Cinco siglos de un conflicto no resuelto



Por Jorge Pinto, Premio Nacional de Historia 2012 / Académico de la Universidad Católica de Temuco

En las últimas semanas, la relación del Estado con las comunidades mapuche alcanzó extrema violencia. Sin embargo, no es un fenómeno nuevo, ha cruzado la historia de la región, desde el siglo XVI hasta el 2020. Es más, podríamos distinguir cuatro fases que lo dejan en evidencia. La primera corresponde al siglo XVI. La invasión española, resistida por el mapuche, provocó una de las fases más violentas, generando un desgaste a la naciente colonia y la población mapuche, que las impulsó a buscar una forma de superarla, dando inicio a una segunda fase a partir de 1640, que privilegió la paz garantizada por los parlamentos hispano-mapuches, sustentada en el diálogo. Esta fase fue rota por el Estado cuando invadió la región a mediados del siglo XIX, con una violencia que buscó exterminar al mapuche o integrarlo forzosamente a la “chilenidad”. Amparó abusos, injusticias, robo de tierras, discriminaciones y empobrecimiento que causaron enorme daño al pueblo mapuche. Las heridas que dejó el Estado aún no cicatrizan y eso explica su ira acumulada. Finalmente, la llegada de las empresas nacionales y multinacionales generaron una tercera invasión, con daños irreparables al territorio que tanto respetan los mapuches.

Nuestro Estado ha sido exitoso en diversos planos; pero en otros ha fracasado, uno de los cuales es el actual conflicto que afecta a La Araucanía. En primer lugar, por el daño provocado en el siglo XIX; en segundo lugar, por su incapacidad para contenerlo más adelante; en tercer lugar, por haber ocultado esta historia y, por último, por no haber logrado conformar una identidad regional, cuya mayor riqueza radica en su diversidad, con respeto a sus identidades y derecho a vivir bajo un Estado plurinacional, multicultural y con el derecho a la autonomía de la población que luchó por su libertad por “la razón o la fuerza”. Es penoso que durante largo tiempo la historia, la educación y la clase política, hayan sido cómplices de esta situación, reparada estas últimas décadas por el surgimiento de las nuevas generaciones de historiadores, educadores, un cierto sector de la clase política y, sobre todo, la emergencia de una joven generación de historiadores, intelectuales y dirigentes mapuche, hombres y mujeres. Todas y todos han seguido la huella de los viejos lonkos, poetisas, poetas, novelistas y ensayistas que denunciaron lo que ocurría en La Araucanía desde que llegó el Estado.

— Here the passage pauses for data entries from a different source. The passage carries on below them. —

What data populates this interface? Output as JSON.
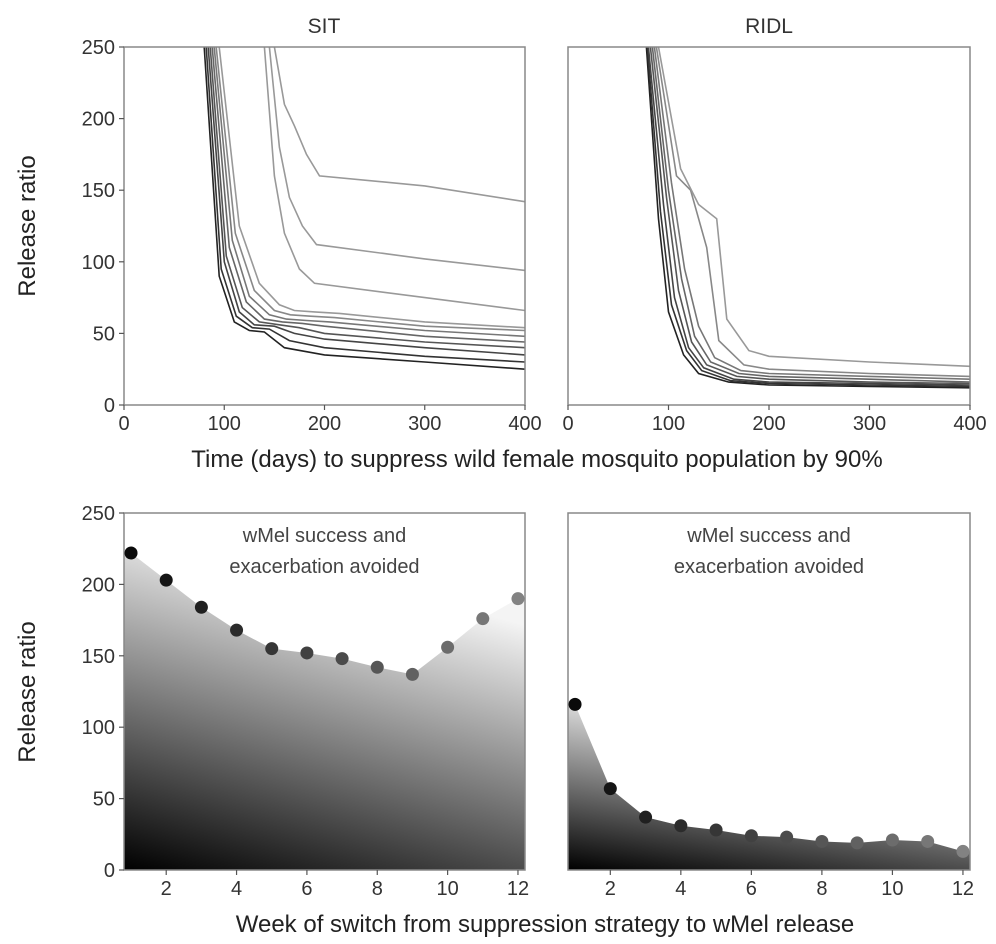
{
  "chart_data": [
    {
      "type": "line",
      "panel": "top-left",
      "title": "SIT",
      "ylabel": "Release ratio",
      "xlim": [
        0,
        400
      ],
      "ylim": [
        0,
        250
      ],
      "xticks": [
        "0",
        "100",
        "200",
        "300",
        "400"
      ],
      "yticks": [
        "0",
        "50",
        "100",
        "150",
        "200",
        "250"
      ],
      "series": [
        {
          "color": "#222222",
          "x": [
            80,
            95,
            110,
            125,
            140,
            160,
            200,
            300,
            400
          ],
          "y": [
            250,
            90,
            58,
            52,
            51,
            40,
            35,
            30,
            25
          ]
        },
        {
          "color": "#333333",
          "x": [
            82,
            97,
            112,
            128,
            145,
            165,
            200,
            300,
            400
          ],
          "y": [
            250,
            95,
            62,
            54,
            53,
            45,
            40,
            34,
            30
          ]
        },
        {
          "color": "#444444",
          "x": [
            84,
            100,
            115,
            130,
            150,
            170,
            200,
            300,
            400
          ],
          "y": [
            250,
            100,
            65,
            56,
            55,
            50,
            46,
            40,
            35
          ]
        },
        {
          "color": "#555555",
          "x": [
            86,
            102,
            118,
            135,
            155,
            175,
            200,
            300,
            400
          ],
          "y": [
            250,
            104,
            68,
            58,
            56,
            54,
            50,
            44,
            40
          ]
        },
        {
          "color": "#666666",
          "x": [
            88,
            105,
            122,
            140,
            158,
            178,
            200,
            300,
            400
          ],
          "y": [
            250,
            110,
            72,
            60,
            58,
            57,
            55,
            48,
            44
          ]
        },
        {
          "color": "#777777",
          "x": [
            90,
            108,
            125,
            145,
            162,
            182,
            205,
            300,
            400
          ],
          "y": [
            250,
            115,
            76,
            63,
            60,
            59,
            58,
            52,
            48
          ]
        },
        {
          "color": "#888888",
          "x": [
            92,
            111,
            130,
            150,
            166,
            186,
            210,
            300,
            400
          ],
          "y": [
            250,
            120,
            80,
            66,
            63,
            62,
            61,
            55,
            52
          ]
        },
        {
          "color": "#999999",
          "x": [
            95,
            115,
            135,
            155,
            170,
            190,
            215,
            300,
            400
          ],
          "y": [
            250,
            125,
            85,
            70,
            66,
            65,
            64,
            58,
            54
          ]
        },
        {
          "color": "#999999",
          "x": [
            140,
            150,
            160,
            175,
            190,
            300,
            400
          ],
          "y": [
            250,
            160,
            120,
            95,
            85,
            75,
            66
          ]
        },
        {
          "color": "#999999",
          "x": [
            145,
            155,
            165,
            178,
            192,
            300,
            400
          ],
          "y": [
            250,
            180,
            145,
            125,
            112,
            102,
            94
          ]
        },
        {
          "color": "#999999",
          "x": [
            150,
            160,
            170,
            182,
            195,
            300,
            400
          ],
          "y": [
            250,
            210,
            195,
            175,
            160,
            153,
            142
          ]
        }
      ]
    },
    {
      "type": "line",
      "panel": "top-right",
      "title": "RIDL",
      "xlim": [
        0,
        400
      ],
      "ylim": [
        0,
        250
      ],
      "xticks": [
        "0",
        "100",
        "200",
        "300",
        "400"
      ],
      "series": [
        {
          "color": "#222222",
          "x": [
            78,
            90,
            100,
            115,
            130,
            160,
            200,
            300,
            400
          ],
          "y": [
            250,
            130,
            65,
            35,
            22,
            16,
            14,
            13,
            12
          ]
        },
        {
          "color": "#333333",
          "x": [
            79,
            92,
            103,
            118,
            133,
            162,
            200,
            300,
            400
          ],
          "y": [
            250,
            135,
            70,
            38,
            24,
            17,
            15,
            14,
            13
          ]
        },
        {
          "color": "#444444",
          "x": [
            80,
            95,
            106,
            120,
            135,
            165,
            200,
            300,
            400
          ],
          "y": [
            250,
            140,
            75,
            40,
            26,
            18,
            16,
            15,
            14
          ]
        },
        {
          "color": "#555555",
          "x": [
            82,
            98,
            110,
            123,
            138,
            168,
            200,
            300,
            400
          ],
          "y": [
            250,
            145,
            80,
            44,
            28,
            20,
            18,
            16,
            15
          ]
        },
        {
          "color": "#666666",
          "x": [
            84,
            100,
            113,
            126,
            142,
            170,
            200,
            300,
            400
          ],
          "y": [
            250,
            150,
            88,
            48,
            30,
            22,
            20,
            18,
            16
          ]
        },
        {
          "color": "#777777",
          "x": [
            86,
            103,
            116,
            130,
            146,
            172,
            200,
            300,
            400
          ],
          "y": [
            250,
            155,
            95,
            55,
            33,
            24,
            22,
            20,
            18
          ]
        },
        {
          "color": "#888888",
          "x": [
            88,
            108,
            122,
            138,
            150,
            175,
            200,
            300,
            400
          ],
          "y": [
            250,
            160,
            150,
            110,
            45,
            28,
            25,
            22,
            20
          ]
        },
        {
          "color": "#999999",
          "x": [
            90,
            112,
            130,
            148,
            158,
            180,
            200,
            300,
            400
          ],
          "y": [
            250,
            165,
            140,
            130,
            60,
            38,
            34,
            30,
            27
          ]
        }
      ]
    },
    {
      "type": "scatter",
      "panel": "bottom-left",
      "ylabel": "Release ratio",
      "xlim": [
        0.8,
        12.2
      ],
      "ylim": [
        0,
        250
      ],
      "xticks": [
        "2",
        "4",
        "6",
        "8",
        "10",
        "12"
      ],
      "yticks": [
        "0",
        "50",
        "100",
        "150",
        "200",
        "250"
      ],
      "annotation": [
        "wMel success and",
        "exacerbation avoided"
      ],
      "x": [
        1,
        2,
        3,
        4,
        5,
        6,
        7,
        8,
        9,
        10,
        11,
        12
      ],
      "y": [
        222,
        203,
        184,
        168,
        155,
        152,
        148,
        142,
        137,
        156,
        176,
        190
      ]
    },
    {
      "type": "scatter",
      "panel": "bottom-right",
      "xlim": [
        0.8,
        12.2
      ],
      "ylim": [
        0,
        250
      ],
      "xticks": [
        "2",
        "4",
        "6",
        "8",
        "10",
        "12"
      ],
      "annotation": [
        "wMel success and",
        "exacerbation avoided"
      ],
      "x": [
        1,
        2,
        3,
        4,
        5,
        6,
        7,
        8,
        9,
        10,
        11,
        12
      ],
      "y": [
        116,
        57,
        37,
        31,
        28,
        24,
        23,
        20,
        19,
        21,
        20,
        13
      ]
    }
  ],
  "labels": {
    "top_xlabel": "Time (days) to suppress wild female mosquito population by 90%",
    "bottom_xlabel": "Week of switch from suppression strategy to wMel release"
  }
}
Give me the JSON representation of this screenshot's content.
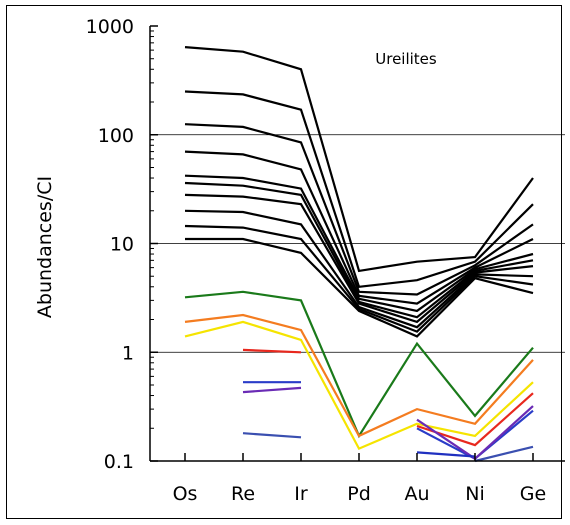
{
  "chart_data": {
    "type": "line",
    "title": "",
    "annotation": "Ureilites",
    "xlabel": "",
    "ylabel": "Abundances/CI",
    "x_scale": "categorical",
    "y_scale": "log",
    "ylim": [
      0.1,
      1000
    ],
    "categories": [
      "Os",
      "Re",
      "Ir",
      "Pd",
      "Au",
      "Ni",
      "Ge"
    ],
    "y_ticks": [
      "0.1",
      "1",
      "10",
      "100",
      "1000"
    ],
    "y_tick_values": [
      0.1,
      1,
      10,
      100,
      1000
    ],
    "gridlines": "major y at 1, 10, 100",
    "series": [
      {
        "color": "#000000",
        "values": [
          640,
          580,
          400,
          5.6,
          6.8,
          7.5,
          40
        ]
      },
      {
        "color": "#000000",
        "values": [
          250,
          235,
          170,
          4.0,
          4.6,
          6.8,
          23
        ]
      },
      {
        "color": "#000000",
        "values": [
          125,
          118,
          85,
          3.6,
          3.4,
          6.3,
          15
        ]
      },
      {
        "color": "#000000",
        "values": [
          70,
          66,
          48,
          3.3,
          2.8,
          6.0,
          11
        ]
      },
      {
        "color": "#000000",
        "values": [
          42,
          40,
          32,
          3.1,
          2.4,
          5.8,
          8.0
        ]
      },
      {
        "color": "#000000",
        "values": [
          36,
          34,
          28,
          2.9,
          2.1,
          5.6,
          7.0
        ]
      },
      {
        "color": "#000000",
        "values": [
          28,
          27,
          23,
          2.8,
          1.9,
          5.4,
          6.2
        ]
      },
      {
        "color": "#000000",
        "values": [
          20,
          19.5,
          15,
          2.6,
          1.7,
          5.2,
          5.0
        ]
      },
      {
        "color": "#000000",
        "values": [
          14.5,
          14,
          11,
          2.5,
          1.55,
          5.0,
          4.2
        ]
      },
      {
        "color": "#000000",
        "values": [
          11,
          11,
          8.2,
          2.4,
          1.4,
          4.8,
          3.5
        ]
      },
      {
        "color": "#1a7a1a",
        "values": [
          3.2,
          3.6,
          3.0,
          0.17,
          1.2,
          0.26,
          1.1
        ]
      },
      {
        "color": "#f47c20",
        "values": [
          1.9,
          2.2,
          1.6,
          0.17,
          0.3,
          0.22,
          0.85
        ]
      },
      {
        "color": "#f5e400",
        "values": [
          1.4,
          1.9,
          1.3,
          0.13,
          0.22,
          0.17,
          0.53
        ]
      },
      {
        "color": "#e8281e",
        "values": [
          null,
          1.05,
          1.0,
          null,
          0.21,
          0.14,
          0.42
        ]
      },
      {
        "color": "#2a3cc8",
        "values": [
          null,
          0.53,
          0.53,
          null,
          0.2,
          0.105,
          0.29
        ]
      },
      {
        "color": "#6a2bb5",
        "values": [
          null,
          0.43,
          0.47,
          null,
          0.24,
          0.105,
          0.32
        ]
      },
      {
        "color": "#3a4fb0",
        "values": [
          null,
          0.18,
          0.165,
          null,
          null,
          0.1,
          0.135
        ]
      },
      {
        "color": "#2030c0",
        "values": [
          null,
          null,
          null,
          null,
          0.12,
          0.11,
          null
        ]
      }
    ]
  }
}
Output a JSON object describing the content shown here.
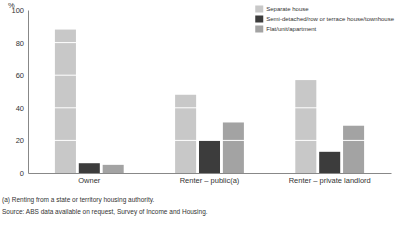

El pasado no se puede cambiar; pero, podemos construir un futuro mejor. Para eso se requiere, en mi opinión, dos condiciones. La primera es establecer un diálogo diferente; y, la segunda, confiar en las capacidades de los líderes regionales, huincas y mapuches. Debemos tener conciencia que nuestros problemas no se resolverán en Santiago, que las comisiones que se constituyen en la capital no han dado resultado alguno. Por distantes que sean las posiciones del empresariado regional, las organizaciones mapuche más radicalizadas y los chilenos, debemos acercarnos, dialogar de frente, con nuestras verdades, ira acumulada y resentimientos, para ceder y ganar juntos. Solo así, el mundo seguirá siendo ancho, pero no ajeno para todos, y los mapuches podrán dejar de ser los hijos del viento, obligados a emigrar o a vivir en la pobreza. Los llamados de la Iglesia Católica a través de su obispo, Monseñor Héctor Vargas, de la Conferencia Episcopal; de las iglesias evangélicas por las expresiones del obispo Esteban Fonseca y los líderes mapuche como Héctor Llaitul, Isolde Reuque, Aucán Huilcamán, José Santos Millao, Elicura Chihuailaf y los voceros de los actuales presos mapuche, sumadas a tantas otras voces regionales, abren las puertas a la esperanza.